Distinct In Vitro Binding Profile of the Somatostatin Receptor Subtype 2 Antagonist [ 177 Lu]Lu-OPS201 Compared to the Agonist [ 177 Lu]Lu-DOTA-TATE.

Treatment of neuroendocrine tumours with the radiolabelled somatostatin receptor subtype 2 (SST 2 ) peptide agonist [ 177 Lu]Lu-DOTA-TATE is effective and well-established. Recent studies suggest improved therapeutic efficacy using the SST 2 peptide antagonist [ 177 Lu]Lu-OPS201. However, little is known about the cellular mechanisms that lead to the observed differences.

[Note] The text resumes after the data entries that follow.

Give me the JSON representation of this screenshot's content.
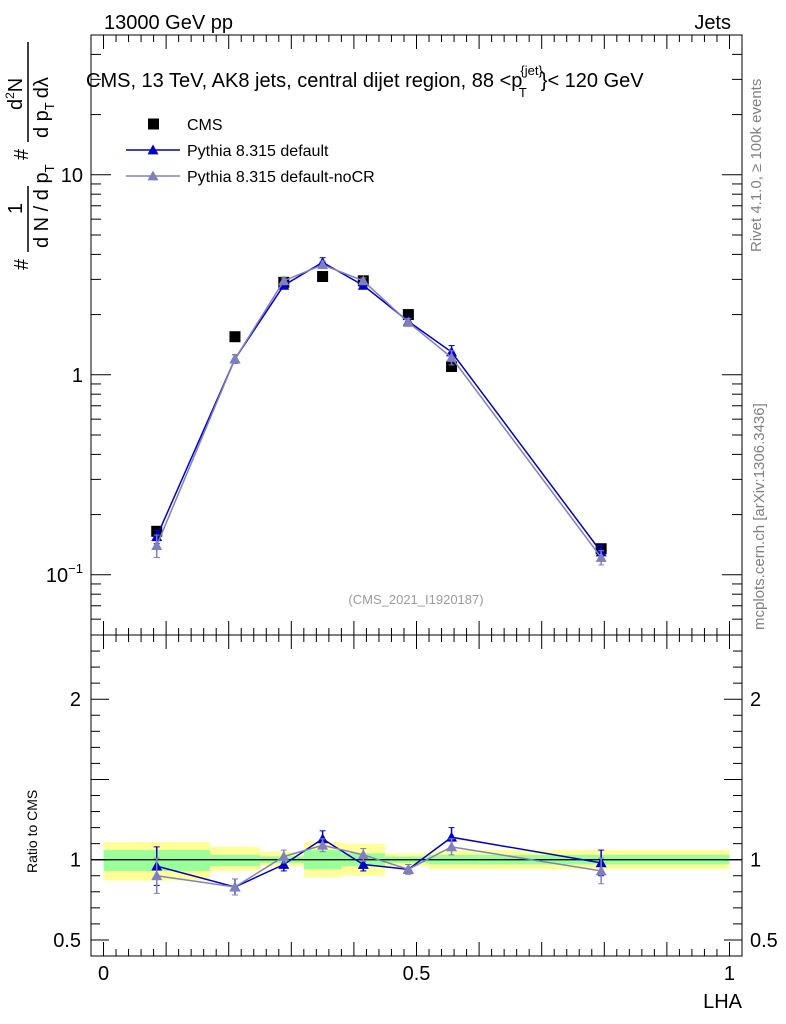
{
  "header": {
    "left": "13000 GeV pp",
    "right": "Jets"
  },
  "side_labels": {
    "rivet": "Rivet 4.1.0, ≥ 100k events",
    "mcplots": "mcplots.cern.ch [arXiv:1306.3436]"
  },
  "chart_data": {
    "type": "line",
    "title": "CMS, 13 TeV, AK8 jets, central dijet region, 88 <p",
    "title_sup": "{jet}",
    "title_sub": "T",
    "title_tail": "}< 120 GeV",
    "analysis_id": "(CMS_2021_I1920187)",
    "xlabel": "LHA",
    "ylabel": {
      "hash": "#",
      "one": "1",
      "den_dn": "d N / d p",
      "den_t": "T",
      "hash2": "#",
      "num": "d",
      "num_sup": "2",
      "num_n": "N",
      "den2": "d p",
      "den2_t": "T",
      "den2_tail": "dλ"
    },
    "x_range": [
      -0.02,
      1.02
    ],
    "y_range_main": [
      0.05,
      50
    ],
    "y_scale_main": "log",
    "y_ticks_main": [
      {
        "value": 0.1,
        "base": "10",
        "exp": "−1"
      },
      {
        "value": 1,
        "label": "1"
      },
      {
        "value": 10,
        "label": "10"
      }
    ],
    "x_ticks": [
      {
        "value": 0,
        "label": "0"
      },
      {
        "value": 0.5,
        "label": "0.5"
      },
      {
        "value": 1,
        "label": "1"
      }
    ],
    "legend_position": "top-left",
    "series": [
      {
        "name": "CMS",
        "color": "#000000",
        "marker": "square",
        "x": [
          0.085,
          0.21,
          0.288,
          0.35,
          0.415,
          0.487,
          0.556,
          0.795
        ],
        "y": [
          0.165,
          1.55,
          2.9,
          3.1,
          2.95,
          2.0,
          1.1,
          0.135
        ],
        "bins": [
          [
            0.0,
            0.17
          ],
          [
            0.17,
            0.25
          ],
          [
            0.25,
            0.32
          ],
          [
            0.32,
            0.38
          ],
          [
            0.38,
            0.45
          ],
          [
            0.45,
            0.52
          ],
          [
            0.52,
            0.6
          ],
          [
            0.6,
            1.0
          ]
        ]
      },
      {
        "name": "Pythia 8.315 default",
        "color": "#0000cc",
        "marker": "triangle",
        "x": [
          0.085,
          0.21,
          0.288,
          0.35,
          0.415,
          0.487,
          0.556,
          0.795
        ],
        "y": [
          0.155,
          1.2,
          2.8,
          3.65,
          2.8,
          1.85,
          1.3,
          0.13
        ],
        "yerr": [
          0.012,
          0.06,
          0.1,
          0.2,
          0.1,
          0.08,
          0.1,
          0.01
        ]
      },
      {
        "name": "Pythia 8.315 default-noCR",
        "color": "#8080c0",
        "marker": "triangle",
        "x": [
          0.085,
          0.21,
          0.288,
          0.35,
          0.415,
          0.487,
          0.556,
          0.795
        ],
        "y": [
          0.14,
          1.2,
          2.95,
          3.55,
          2.95,
          1.83,
          1.22,
          0.122
        ],
        "yerr": [
          0.018,
          0.06,
          0.1,
          0.15,
          0.1,
          0.08,
          0.1,
          0.01
        ]
      }
    ],
    "ratio": {
      "ylabel": "Ratio to CMS",
      "y_range": [
        0.4,
        2.4
      ],
      "y_ticks": [
        {
          "value": 0.5,
          "label": "0.5"
        },
        {
          "value": 1,
          "label": "1"
        },
        {
          "value": 2,
          "label": "2"
        }
      ],
      "bands": [
        {
          "x0": 0.0,
          "x1": 0.17,
          "green": [
            0.93,
            1.06
          ],
          "yellow": [
            0.87,
            1.11
          ]
        },
        {
          "x0": 0.17,
          "x1": 0.25,
          "green": [
            0.96,
            1.03
          ],
          "yellow": [
            0.93,
            1.08
          ]
        },
        {
          "x0": 0.25,
          "x1": 0.32,
          "green": [
            0.98,
            1.02
          ],
          "yellow": [
            0.96,
            1.05
          ]
        },
        {
          "x0": 0.32,
          "x1": 0.38,
          "green": [
            0.94,
            1.06
          ],
          "yellow": [
            0.89,
            1.11
          ]
        },
        {
          "x0": 0.38,
          "x1": 0.45,
          "green": [
            0.96,
            1.04
          ],
          "yellow": [
            0.9,
            1.1
          ]
        },
        {
          "x0": 0.45,
          "x1": 0.52,
          "green": [
            0.98,
            1.02
          ],
          "yellow": [
            0.96,
            1.04
          ]
        },
        {
          "x0": 0.52,
          "x1": 0.6,
          "green": [
            0.97,
            1.03
          ],
          "yellow": [
            0.94,
            1.06
          ]
        },
        {
          "x0": 0.6,
          "x1": 1.0,
          "green": [
            0.97,
            1.03
          ],
          "yellow": [
            0.94,
            1.06
          ]
        }
      ],
      "series": [
        {
          "name": "Pythia 8.315 default",
          "color": "#0000cc",
          "x": [
            0.085,
            0.21,
            0.288,
            0.35,
            0.415,
            0.487,
            0.556,
            0.795
          ],
          "y": [
            0.96,
            0.83,
            0.97,
            1.13,
            0.97,
            0.94,
            1.14,
            0.98
          ],
          "yerr": [
            0.12,
            0.05,
            0.04,
            0.05,
            0.04,
            0.03,
            0.06,
            0.08
          ]
        },
        {
          "name": "Pythia 8.315 default-noCR",
          "color": "#8080c0",
          "x": [
            0.085,
            0.21,
            0.288,
            0.35,
            0.415,
            0.487,
            0.556,
            0.795
          ],
          "y": [
            0.9,
            0.83,
            1.02,
            1.09,
            1.03,
            0.94,
            1.08,
            0.93
          ],
          "yerr": [
            0.11,
            0.05,
            0.04,
            0.04,
            0.04,
            0.03,
            0.05,
            0.08
          ]
        }
      ]
    }
  }
}
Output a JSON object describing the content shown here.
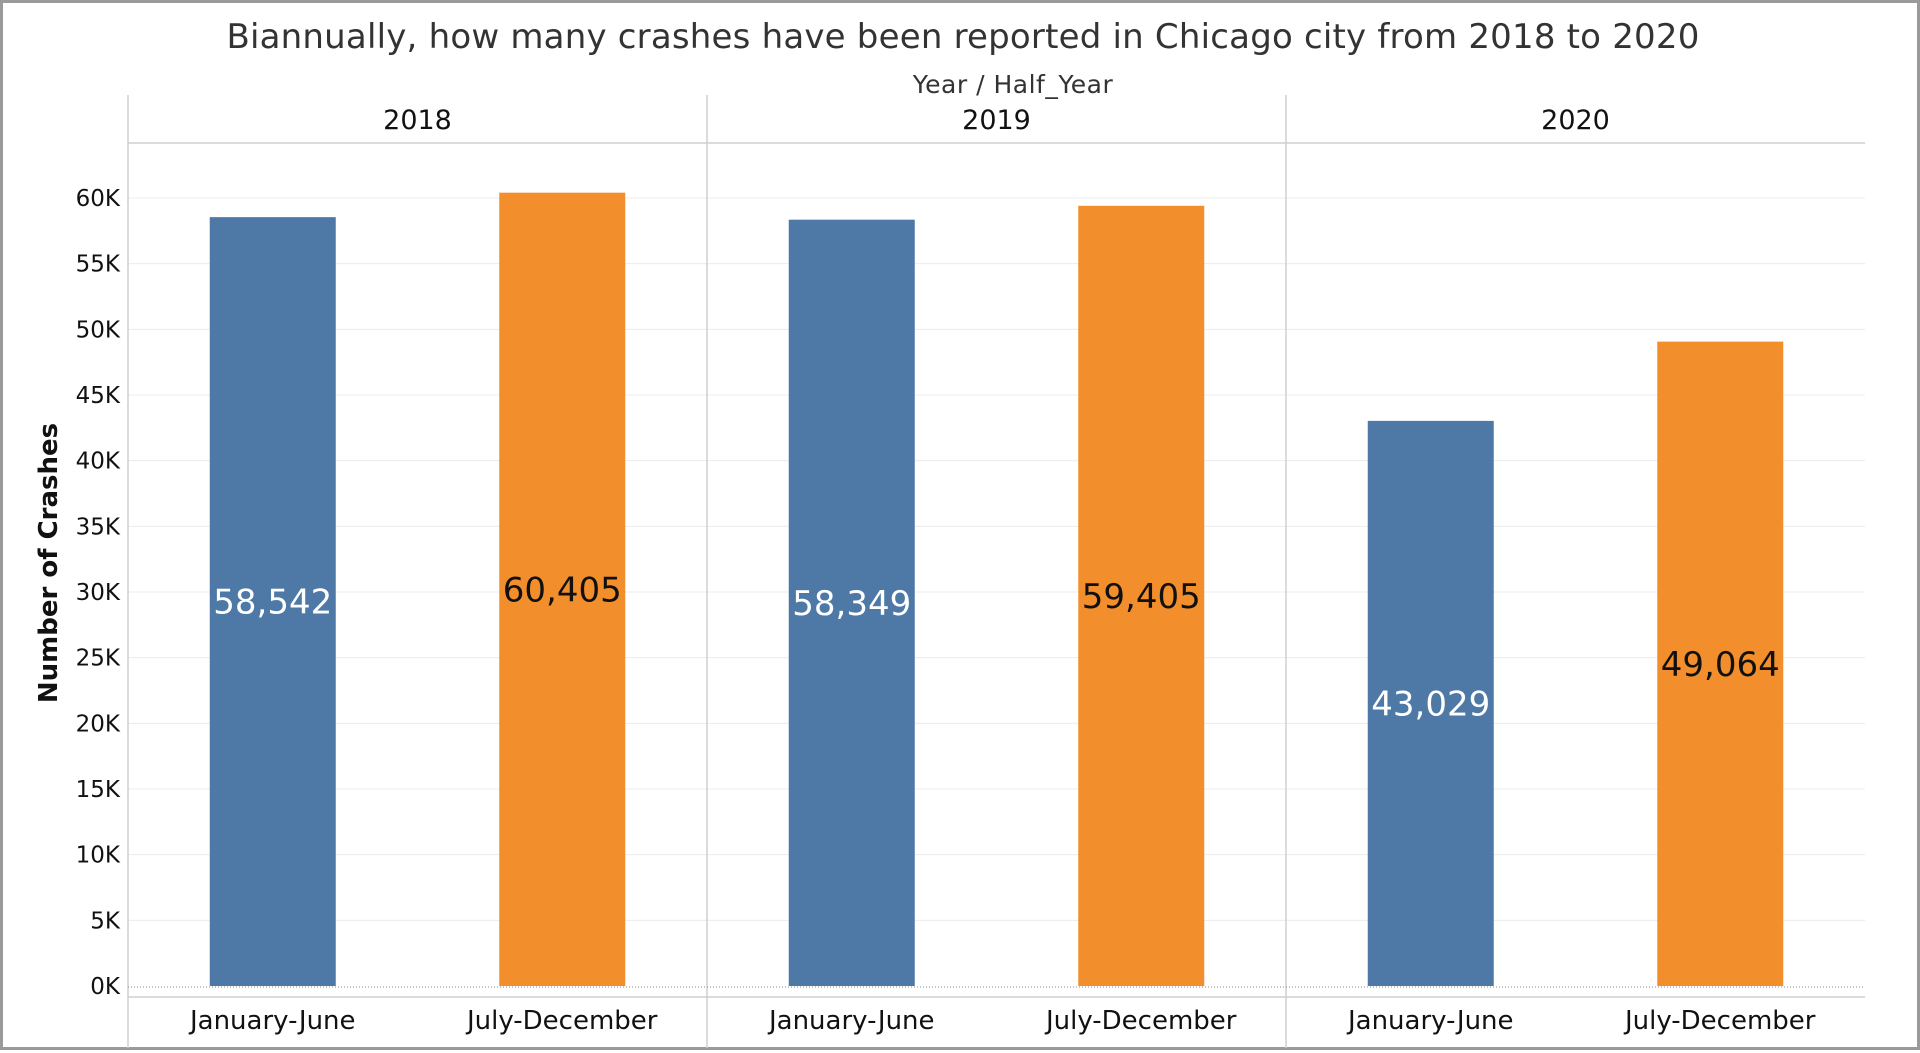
{
  "chart_data": {
    "type": "bar",
    "title": "Biannually, how many crashes have been reported in Chicago city from 2018 to 2020",
    "column_header": "Year / Half_Year",
    "ylabel": "Number of Crashes",
    "xlabel": "",
    "ylim": [
      0,
      63000
    ],
    "yticks": [
      0,
      5000,
      10000,
      15000,
      20000,
      25000,
      30000,
      35000,
      40000,
      45000,
      50000,
      55000,
      60000
    ],
    "ytick_labels": [
      "0K",
      "5K",
      "10K",
      "15K",
      "20K",
      "25K",
      "30K",
      "35K",
      "40K",
      "45K",
      "50K",
      "55K",
      "60K"
    ],
    "grid": true,
    "legend": "none",
    "colors": {
      "January-June": "#4e79a7",
      "July-December": "#f28e2b",
      "label_on_blue": "#ffffff",
      "label_on_orange": "#111111"
    },
    "groups": [
      {
        "year": "2018",
        "bars": [
          {
            "category": "January-June",
            "value": 58542,
            "label": "58,542"
          },
          {
            "category": "July-December",
            "value": 60405,
            "label": "60,405"
          }
        ]
      },
      {
        "year": "2019",
        "bars": [
          {
            "category": "January-June",
            "value": 58349,
            "label": "58,349"
          },
          {
            "category": "July-December",
            "value": 59405,
            "label": "59,405"
          }
        ]
      },
      {
        "year": "2020",
        "bars": [
          {
            "category": "January-June",
            "value": 43029,
            "label": "43,029"
          },
          {
            "category": "July-December",
            "value": 49064,
            "label": "49,064"
          }
        ]
      }
    ]
  }
}
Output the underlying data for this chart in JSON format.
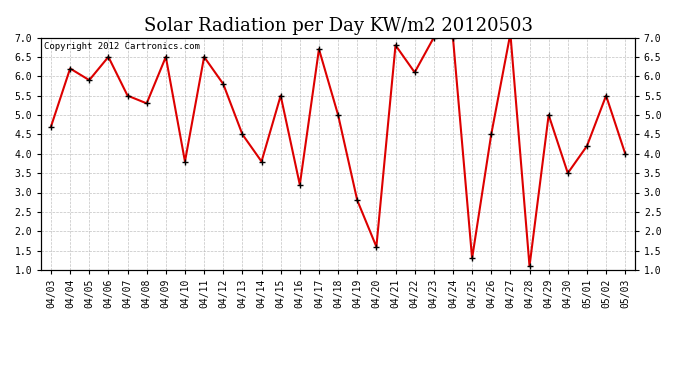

In the present in vitro study, we compared kinetic binding, saturation binding, competition binding, cellular uptake and release of [ 177 Lu]Lu-OPS201 versus [ 177 Lu]Lu-DOTA-TATE using HEK cells stably transfected with the human SST 2 . While [ 177 Lu]Lu-OPS201 and [ 177 Lu]Lu-DOTA-TATE exhibited comparable affinity (K D , 0.15 ± 0.003 and 0.08 ± 0.02 nM, respectively), [ 177 Lu]Lu-OPS201 recognized four times more binding sites than [ 177 Lu]Lu-DOTA-TATE. Competition assays demonstrated that a high concentration of the agonist displaced only 30% of [ 177 Lu]Lu-OPS201 bound to HEK-SST 2 cell membranes; an indication that the antagonist binds to additional sites that are not recognized by the agonist. [ 177 Lu]Lu-OPS201 showed faster association and slower dissociation than [ 177 Lu]Lu-DOTA-TATE. Whereas most of [ 177 Lu]Lu-OPS201 remained at the cell surface, [ 177 Lu]Lu-DOTA-TATE was almost completely internalised inside the cell. The present data identified distinct differences between [ 177 Lu]Lu-OPS201 and [ 177 Lu]Lu-DOTA-TATE regarding the recognition of receptor binding sites (higher for [ 177 Lu]Lu-OPS201) and their kinetics (faster association and slower dissociation of [ 177 Lu]Lu-OPS201) that explain, to a great extent, the improved therapeutic efficacy of [ 177 Lu]Lu-OPS201 compared to [ 177 Lu]Lu-DOTA-TATE.